CILACAP, INDONESIA // Three militants were executed late yesterday for helping plan and carry out the 2002 Bali bombings that left 202 people dead, many of them foreign tourists, lawyers and relatives said.
Imam Samudra, Amrozi Nurhasyim, and Ali Ghufron were executed just before midnight several kilometres from their high security prison on Nusakambangan island, said Qadar Faisal, one of their attorneys.
Their bodies will be taken by helicopter to their home villages for burial, he said.
The Oct 12 2002 attacks - allegedly funded by al Qa'eda and carried out by members of the South-east Asian militant group Jemaah Islamiyah - thrust Indonesia onto the front lines in the war on terrorism.
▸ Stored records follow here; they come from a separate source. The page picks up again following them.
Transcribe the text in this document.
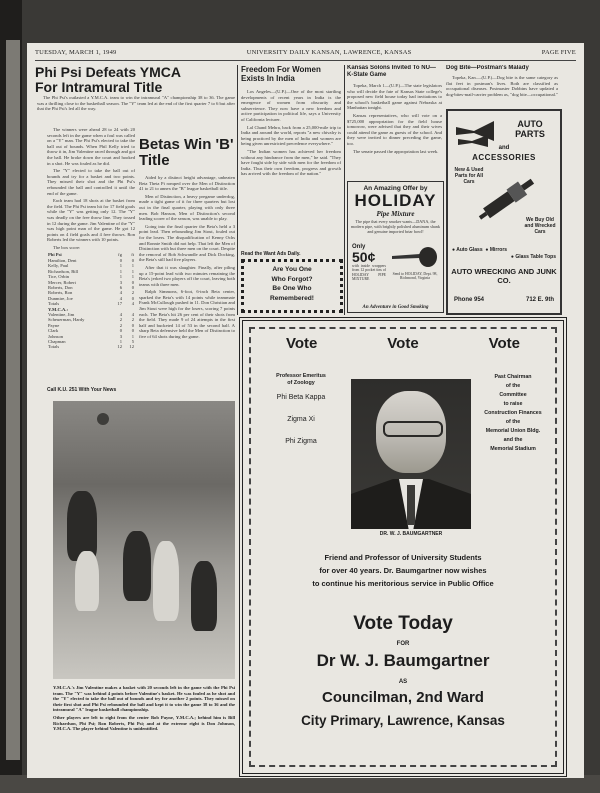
TUESDAY, MARCH 1, 1949	UNIVERSITY DAILY KANSAN, LAWRENCE, KANSAS	PAGE FIVE
Phi Psi Defeats YMCA
For Intramural Title

The Phi Psi's outlasted a Y.M.C.A. team to win the intramural "A" championship 38 to 36. The game was a thrilling close to the basketball season. The "Y" team led at the end of the first quarter 7 to 6 but after that the Phi Psi's led all the way.

The winners were ahead 28 to 24 with 20 seconds left in the game when a foul was called on a "Y" man. The Phi Psi's elected to take the ball out of bounds. When Phil Kelly tried to throw it in, Jim Valentine raced through and got the ball. He broke down the court and hooked in a shot. He was fouled as he did.

The "Y" elected to take the ball out of bounds and try for a basket and two points. They missed their shot and the Phi Psi's rebounded the ball and controlled it until the end of the game.

Each team had 18 shots at the basket from the field. The Phi Psi team hit for 17 field goals while the "Y" was getting only 12. The "Y" was deadly on the free throw line. They tossed in 12 during the game. Jim Valentine of the "Y" was high point man of the game. He got 12 points on 4 field goals and 4 free throws. Ron Roberts led the winners with 10 points.

The box score:

Phi Psi	fg	ft
Hamilton, Dent	0	0
Kelly, Paul	1	1
Richardson, Bill	1	1
Tice, Orbin	1	1
Mercer, Robert	3	0
Roberts, Don	6	0
Roberts, Ron	4	2
Dunmire, Joe	4	0
Totals	17	4
Y.M.C.A.:		
Valentine, Jim	4	4
Scheuerman, Hardy	2	2
Payne	2	0
Clark	0	0
Johnson	3	1
Chapman	1	5
Totals	12	12
Call K.U. 251 With Your News
Betas Win 'B' Title

Aided by a distinct height advantage, unbeaten Beta Theta Pi romped over the Men of Distinction 41 to 21 to annex the "B" league basketball title.

Men of Distinction, a heavy pregame underdog, made a tight game of it for three quarters but lost out in the final quarter, playing with only three men. Bob Hanson, Men of Distinction's second leading scorer of the season, was unable to play.

Going into the final quarter the Beta's held a 3 point lead. Then rebounding Jim Stout, fouled out for the losers. The disqualification of Kenny Ochs and Ronnie Smith did not help. That left the Men of Distinction with but three men on the court. Despite the removal of Bob Schwandle and Dick Docking, the Beta's still had five players.

After that it was slaughter. Finally, after piling up a 15-point lead with two minutes remaining the Beta's jerked two players off the court, leaving both teams with three men.

Ralph Simmons, 6-foot, 6-inch Beta center, sparked the Beta's with 14 points while teammate Frank McCullough pushed in 11. Don Christian and Jim Stout were high for the losers, scoring 7 points each. The Beta's hit 26 per cent of their shots from the field. They made 9 of 24 attempts in the first half and bucketed 14 of 53 in the second half. A sharp Beta defensive held the Men of Distinction to five of 64 shots during the game.

Y.M.C.A.'s Jim Valentine makes a basket with 20 seconds left in the game with the Phi Psi team. The "Y" was behind 4 points before Valentine's basket. He was fouled as he shot and the "Y" elected to take the ball out of bounds and try for another 2 points. They missed on their first shot and Phi Psi rebounded the ball and kept it to win the game 38 to 36 and the intramural "A" league basketball championship.

Other players are left to right from the center Bob Payne, Y.M.C.A.; behind him is Bill Richardson, Phi Psi; Ron Roberts, Phi Psi; and at the extreme right is Don Johnson, Y.M.C.A. The player behind Valentine is unidentified.

Freedom For Women Exists In India

Los Angeles—(U.P.)—One of the most startling developments of recent years in India is the emergence of women from obscurity and subservience. They now have a new freedom and active participation in political life, says a University of California lecturer.

Lal Chand Mehra, back from a 25,000-mile trip to India and around the world, reports "a new chivalry is being practiced by the men of India and women are being given unrestricted precedence everywhere."

"The Indian women has achieved her freedom without any hindrance from the men," he said. "They have fought side by side with men for the freedom of India. Thus their own freedom, progress and growth has arrived with the freedom of the nation."

Read the Want Ads Daily.
Are You One
Who Forgot?
Be One Who
Remembered!
Kansas Solons Invited To NU—K-State Game

Topeka, March 1—(U.P.)—The state legislators who will decide the fate of Kansas State college's proposed new field house today had invitations to the school's basketball game against Nebraska at Manhattan tonight.

Kansas representatives, who will vote on a $725,000 appropriation for the field house tomorrow, were advised that they and their wives could attend the game as guests of the school. And they were invited to dinner preceding the game, too.

The senate passed the appropriation last week.

An Amazing Offer by
HOLIDAY
Pipe Mixture
The pipe that every smoker wants—DANA, the modern pipe, with brightly polished aluminum shank and genuine imported briar bowl!
Only
50¢
with inside wrappers from 12 pocket tins of HOLIDAY PIPE MIXTURE
Send to HOLIDAY, Dept. 98, Richmond, Virginia
An Adventure in Good Smoking
Dog Bite—Postman's Malady

Topeka, Kan.—(U.P.)—Dog bite is the same category as flat feet in postman's lives. Both are classified as occupational diseases. Postmaster Dobbins have updated a dog-bites-mail-carrier problem as, "dog bite—occupational."

AUTO
PARTS
and
ACCESSORIES
New & Used Parts for All Cars
We Buy Old and Wrecked Cars
● Auto Glass ● Mirrors
● Glass Table Tops
AUTO WRECKING AND JUNK CO.
Phone 954	712 E. 9th
Vote	Vote	Vote
Professor Emeritus
of Zoology
Phi Beta Kappa
Zigma Xi
Phi Zigma
DR. W. J. BAUMGARTNER
Past Chairman
of the
Committee
to raise
Construction Finances
of the
Memorial Union Bldg.
and the
Memorial Stadium
Friend and Professor of University Students
for over 40 years. Dr. Baumgartner now wishes
to continue his meritorious service in Public Office
Vote Today
FOR
Dr W. J. Baumgartner
AS
Councilman, 2nd Ward
City Primary, Lawrence, Kansas
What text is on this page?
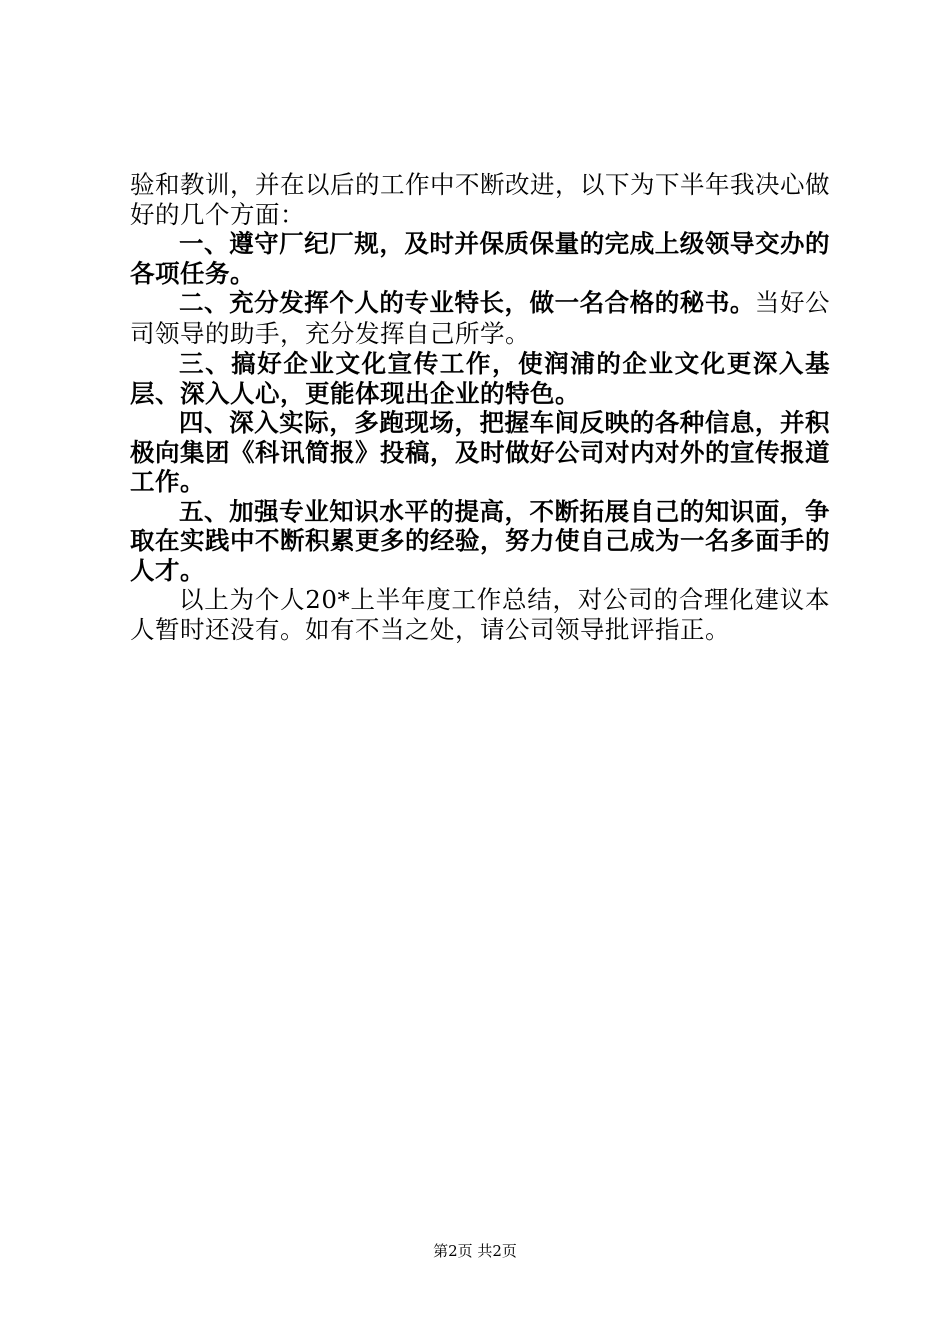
验和教训，并在以后的工作中不断改进，以下为下半年我决心做好的几个方面：

一、遵守厂纪厂规，及时并保质保量的完成上级领导交办的各项任务。

二、充分发挥个人的专业特长，做一名合格的秘书。当好公司领导的助手，充分发挥自己所学。

三、搞好企业文化宣传工作，使润浦的企业文化更深入基层、深入人心，更能体现出企业的特色。

四、深入实际，多跑现场，把握车间反映的各种信息，并积极向集团《科讯简报》投稿，及时做好公司对内对外的宣传报道工作。

五、加强专业知识水平的提高，不断拓展自己的知识面，争取在实践中不断积累更多的经验，努力使自己成为一名多面手的人才。

以上为个人20*上半年度工作总结，对公司的合理化建议本人暂时还没有。如有不当之处，请公司领导批评指正。

第2页 共2页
One suicide bomber walked into Paddy's nightclub on a busy Saturday night, setting off a bomb attached to his vest.
Minutes later, a larger car bomb exploded outside the nearby Sari Club.
The victims - most of whom were revellers fleeing the first blast - included 88 Australians, 28 Britons and eight Americans.
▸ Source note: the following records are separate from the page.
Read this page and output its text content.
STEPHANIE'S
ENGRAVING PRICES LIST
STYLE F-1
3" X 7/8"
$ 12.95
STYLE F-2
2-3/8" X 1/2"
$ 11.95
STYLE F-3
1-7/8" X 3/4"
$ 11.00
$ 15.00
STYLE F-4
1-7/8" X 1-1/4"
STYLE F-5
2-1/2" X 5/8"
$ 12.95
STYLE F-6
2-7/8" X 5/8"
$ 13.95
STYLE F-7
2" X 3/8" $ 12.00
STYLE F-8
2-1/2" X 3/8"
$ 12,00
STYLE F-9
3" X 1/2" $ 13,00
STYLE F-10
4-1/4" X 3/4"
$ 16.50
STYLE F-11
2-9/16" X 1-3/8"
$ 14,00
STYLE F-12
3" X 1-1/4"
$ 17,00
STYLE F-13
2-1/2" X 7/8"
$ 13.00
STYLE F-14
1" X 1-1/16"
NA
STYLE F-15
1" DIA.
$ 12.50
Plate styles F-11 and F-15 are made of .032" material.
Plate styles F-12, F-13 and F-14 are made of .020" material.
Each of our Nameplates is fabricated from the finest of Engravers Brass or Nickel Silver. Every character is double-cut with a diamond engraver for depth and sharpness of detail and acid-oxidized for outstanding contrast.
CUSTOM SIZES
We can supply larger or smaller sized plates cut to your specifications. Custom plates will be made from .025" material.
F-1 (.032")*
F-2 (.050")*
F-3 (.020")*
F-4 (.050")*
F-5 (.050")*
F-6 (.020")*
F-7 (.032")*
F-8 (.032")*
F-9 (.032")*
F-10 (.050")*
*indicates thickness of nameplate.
Samudra, Nurhasyim and Ghufron confessed to helping plan and carry out the attacks, but never expressed remorse, even taunting relatives of victims at their trial.
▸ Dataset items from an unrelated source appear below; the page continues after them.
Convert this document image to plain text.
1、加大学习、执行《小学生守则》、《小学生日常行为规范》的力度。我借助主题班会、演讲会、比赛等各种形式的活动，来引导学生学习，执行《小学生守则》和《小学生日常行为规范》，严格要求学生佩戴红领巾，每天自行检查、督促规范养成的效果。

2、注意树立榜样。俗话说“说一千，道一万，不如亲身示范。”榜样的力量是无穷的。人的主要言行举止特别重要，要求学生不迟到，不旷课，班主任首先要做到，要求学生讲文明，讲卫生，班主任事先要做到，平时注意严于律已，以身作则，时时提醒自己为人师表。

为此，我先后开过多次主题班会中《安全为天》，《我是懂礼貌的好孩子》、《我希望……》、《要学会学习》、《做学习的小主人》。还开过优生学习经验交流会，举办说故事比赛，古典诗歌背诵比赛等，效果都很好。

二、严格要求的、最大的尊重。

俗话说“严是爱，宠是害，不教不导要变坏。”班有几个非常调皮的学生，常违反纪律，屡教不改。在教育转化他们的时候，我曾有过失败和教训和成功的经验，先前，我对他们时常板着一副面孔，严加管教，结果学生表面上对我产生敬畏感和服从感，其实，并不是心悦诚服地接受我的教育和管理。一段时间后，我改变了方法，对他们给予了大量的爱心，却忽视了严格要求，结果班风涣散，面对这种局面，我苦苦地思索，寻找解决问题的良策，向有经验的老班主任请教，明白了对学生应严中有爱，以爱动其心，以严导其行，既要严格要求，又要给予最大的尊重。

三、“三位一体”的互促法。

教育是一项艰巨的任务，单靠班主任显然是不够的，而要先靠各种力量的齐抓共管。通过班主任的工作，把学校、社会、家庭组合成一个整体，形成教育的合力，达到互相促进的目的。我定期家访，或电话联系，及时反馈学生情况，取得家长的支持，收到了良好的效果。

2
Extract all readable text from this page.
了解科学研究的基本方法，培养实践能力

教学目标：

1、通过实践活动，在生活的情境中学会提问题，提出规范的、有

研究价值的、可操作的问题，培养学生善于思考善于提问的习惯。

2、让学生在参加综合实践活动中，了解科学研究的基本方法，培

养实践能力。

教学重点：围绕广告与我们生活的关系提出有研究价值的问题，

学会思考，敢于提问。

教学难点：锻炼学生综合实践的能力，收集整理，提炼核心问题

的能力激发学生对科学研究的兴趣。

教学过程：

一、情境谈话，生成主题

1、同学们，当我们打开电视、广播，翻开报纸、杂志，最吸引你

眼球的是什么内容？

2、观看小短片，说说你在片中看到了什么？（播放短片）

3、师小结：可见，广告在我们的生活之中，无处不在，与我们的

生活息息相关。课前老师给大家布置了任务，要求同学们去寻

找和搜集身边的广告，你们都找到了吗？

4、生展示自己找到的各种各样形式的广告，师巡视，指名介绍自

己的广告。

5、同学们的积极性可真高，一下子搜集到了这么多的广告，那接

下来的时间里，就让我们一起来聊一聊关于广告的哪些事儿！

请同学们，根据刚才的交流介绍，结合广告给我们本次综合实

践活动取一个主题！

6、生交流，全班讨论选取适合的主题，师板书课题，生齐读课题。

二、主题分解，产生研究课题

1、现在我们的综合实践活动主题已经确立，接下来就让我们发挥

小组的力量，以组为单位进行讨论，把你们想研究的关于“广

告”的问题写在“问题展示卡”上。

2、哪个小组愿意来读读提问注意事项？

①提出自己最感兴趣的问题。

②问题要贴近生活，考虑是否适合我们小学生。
They said the bombings were meant to avenge Muslims killed in US-led wars in Afghanistan and elsewhere and publicly expressed hope their own deaths would trigger revenge attacks in the world's most populous Muslim nation.
The capital Jakarta has been on high alert, with extra police deployed at embassies, shopping malls and offices, but most analysts expect any reaction to be small and limited to demonstrations, bomb hoaxes and shows of solidarity at the men's' funerals.
"But everyone should be extra vigilant, at least for the next week," said Ken Conboy, a Jakarta-based security expert, noting that even small, peaceful rallies "can quickly spin out of control."
Though the three Bali bombers said they were happy to die martyrs, their lawyers fought for years to stop their executions, arguing they were convicted retroactively on antiterrorism laws.
They also opposed death by firing squad, saying their clients preferred being beheaded because that was more "humane".
Mohamad Chozin, a brother of Nurhasyim and Ghufron, was among those who confirmed that they had received news the men had been executed.
"The bodies will be take to our mother's house," he said in their home village of Tenggulun.